Now the Texas Legislature has voted to hike the cigarette tax by a dollar a pack, adding $200,000 to the profit in that trailer full of bootleg cigarettes. If the biggest cigarette tax hike in Texas’s history passes, the smugglers will be all smiles.
Bootleg cigarettes Texas has a long history of cigarette tax evasion. Serious problems began in the early 1950s, but they got much worse after the state hiked the tax to 18.5 cents per pack in 1972 (about 87 cents in today’s dollars). Smugglers brought them in by the truckload from low-tax states, from Mexico and even from ocean-going ships, affixing counterfeit tax stamps and selling them retail.
Texas’ response was to spend more on enforcement. That yielded some violent clashes with smugglers but didn’t solve the problem. By the mid-1970s, federal authorities estimated that Texas’ daily influx of bootleg cigarettes was more than 700,000 packs.
This law enforcement nightmare discouraged legislators from additional tax hikes during the mid-1970s and early-1980s. This allowed the era’s high inflation to effectively reduce the tax, and therefore the smugglers’ profit, by more than half. By 1983 a federal report found that cigarette bootlegging in the state had declined dramatically.
Unfortunately, lawmakers’ memories are woefully short when it comes to the harmful effects of excessive taxation. Since 1985, tax hikes have raised the state’s cigarette tax to its current level of 41 cents per pack. Predictably, smuggling has surged and tax-paid sales have declined.
Tax evasion is by no means the only crime that will rise in the wake of a much higher cigarette tax. Cigarettes are often the product of choice for thieves since they’re quickly sold for cash in the black market. Other states that have hiked their cigarette tax rates by a dollar, as proposed in Texas, have endured crime waves that threatened innocent shopkeepers, truck drivers and clerks and even resulted in numerous murders.

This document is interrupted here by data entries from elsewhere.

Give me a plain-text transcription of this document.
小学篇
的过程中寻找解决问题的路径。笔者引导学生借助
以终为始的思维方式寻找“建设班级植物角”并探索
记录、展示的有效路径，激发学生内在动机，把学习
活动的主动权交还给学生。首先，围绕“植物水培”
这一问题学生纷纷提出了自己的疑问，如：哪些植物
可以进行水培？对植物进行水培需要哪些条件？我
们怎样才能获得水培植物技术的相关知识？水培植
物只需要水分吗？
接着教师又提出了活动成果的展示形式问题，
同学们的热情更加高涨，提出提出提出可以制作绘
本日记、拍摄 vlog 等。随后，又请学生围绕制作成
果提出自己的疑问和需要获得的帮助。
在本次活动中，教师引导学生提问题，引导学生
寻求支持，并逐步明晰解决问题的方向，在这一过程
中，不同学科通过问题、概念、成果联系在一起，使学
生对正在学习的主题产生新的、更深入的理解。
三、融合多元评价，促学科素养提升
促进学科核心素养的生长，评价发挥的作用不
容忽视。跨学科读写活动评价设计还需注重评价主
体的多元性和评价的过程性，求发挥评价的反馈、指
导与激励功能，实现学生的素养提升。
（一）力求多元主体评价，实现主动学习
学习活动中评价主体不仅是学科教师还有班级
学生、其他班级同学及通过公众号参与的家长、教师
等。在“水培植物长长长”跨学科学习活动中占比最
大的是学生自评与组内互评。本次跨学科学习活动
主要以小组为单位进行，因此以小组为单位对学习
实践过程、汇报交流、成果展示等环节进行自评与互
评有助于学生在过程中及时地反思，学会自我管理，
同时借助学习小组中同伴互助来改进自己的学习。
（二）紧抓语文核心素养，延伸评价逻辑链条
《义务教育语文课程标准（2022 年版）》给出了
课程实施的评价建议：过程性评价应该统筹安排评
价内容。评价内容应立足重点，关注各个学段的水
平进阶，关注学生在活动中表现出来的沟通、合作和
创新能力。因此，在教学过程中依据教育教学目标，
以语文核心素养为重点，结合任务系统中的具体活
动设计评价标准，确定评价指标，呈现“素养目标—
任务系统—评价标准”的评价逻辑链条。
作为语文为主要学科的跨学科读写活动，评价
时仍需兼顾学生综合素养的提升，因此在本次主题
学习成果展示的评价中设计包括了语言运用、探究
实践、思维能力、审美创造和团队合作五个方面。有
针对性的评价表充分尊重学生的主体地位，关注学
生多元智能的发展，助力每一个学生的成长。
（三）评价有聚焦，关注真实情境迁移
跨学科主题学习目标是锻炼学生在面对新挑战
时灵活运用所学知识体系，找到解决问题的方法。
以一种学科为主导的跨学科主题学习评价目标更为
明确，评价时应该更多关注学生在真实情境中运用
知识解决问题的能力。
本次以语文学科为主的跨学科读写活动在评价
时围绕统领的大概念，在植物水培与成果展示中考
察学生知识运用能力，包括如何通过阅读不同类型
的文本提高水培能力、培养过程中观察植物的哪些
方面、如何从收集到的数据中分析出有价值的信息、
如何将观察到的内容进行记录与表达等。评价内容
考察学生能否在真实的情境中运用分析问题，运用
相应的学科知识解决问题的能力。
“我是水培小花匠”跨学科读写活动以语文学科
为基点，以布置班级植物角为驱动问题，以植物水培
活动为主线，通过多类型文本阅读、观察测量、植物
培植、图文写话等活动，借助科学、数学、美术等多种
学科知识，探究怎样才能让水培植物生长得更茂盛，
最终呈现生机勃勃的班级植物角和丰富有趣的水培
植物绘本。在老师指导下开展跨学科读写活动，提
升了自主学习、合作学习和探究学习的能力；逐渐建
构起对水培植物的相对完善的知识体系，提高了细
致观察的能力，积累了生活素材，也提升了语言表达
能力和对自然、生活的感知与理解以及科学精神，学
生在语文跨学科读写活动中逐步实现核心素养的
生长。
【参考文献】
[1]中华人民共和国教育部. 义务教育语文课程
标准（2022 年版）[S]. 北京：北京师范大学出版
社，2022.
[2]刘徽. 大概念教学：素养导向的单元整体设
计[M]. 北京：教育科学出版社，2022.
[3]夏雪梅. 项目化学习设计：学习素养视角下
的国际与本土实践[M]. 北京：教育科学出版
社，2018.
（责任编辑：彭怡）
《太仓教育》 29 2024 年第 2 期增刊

Texas legislators may have thought that the big tax reform package would raise necessary revenue while causing the least harm to the economy.
Unfortunately, by ignoring lessons from the past, they have included a cigarette tax hike that will worsen what has always been one of the state’s most troublesome taxes.
Patrick Fleenor is chief economist of the Tax Foundation and author of “Cigarette Taxes, Black Markets, and Crime” published by the Cato Institute.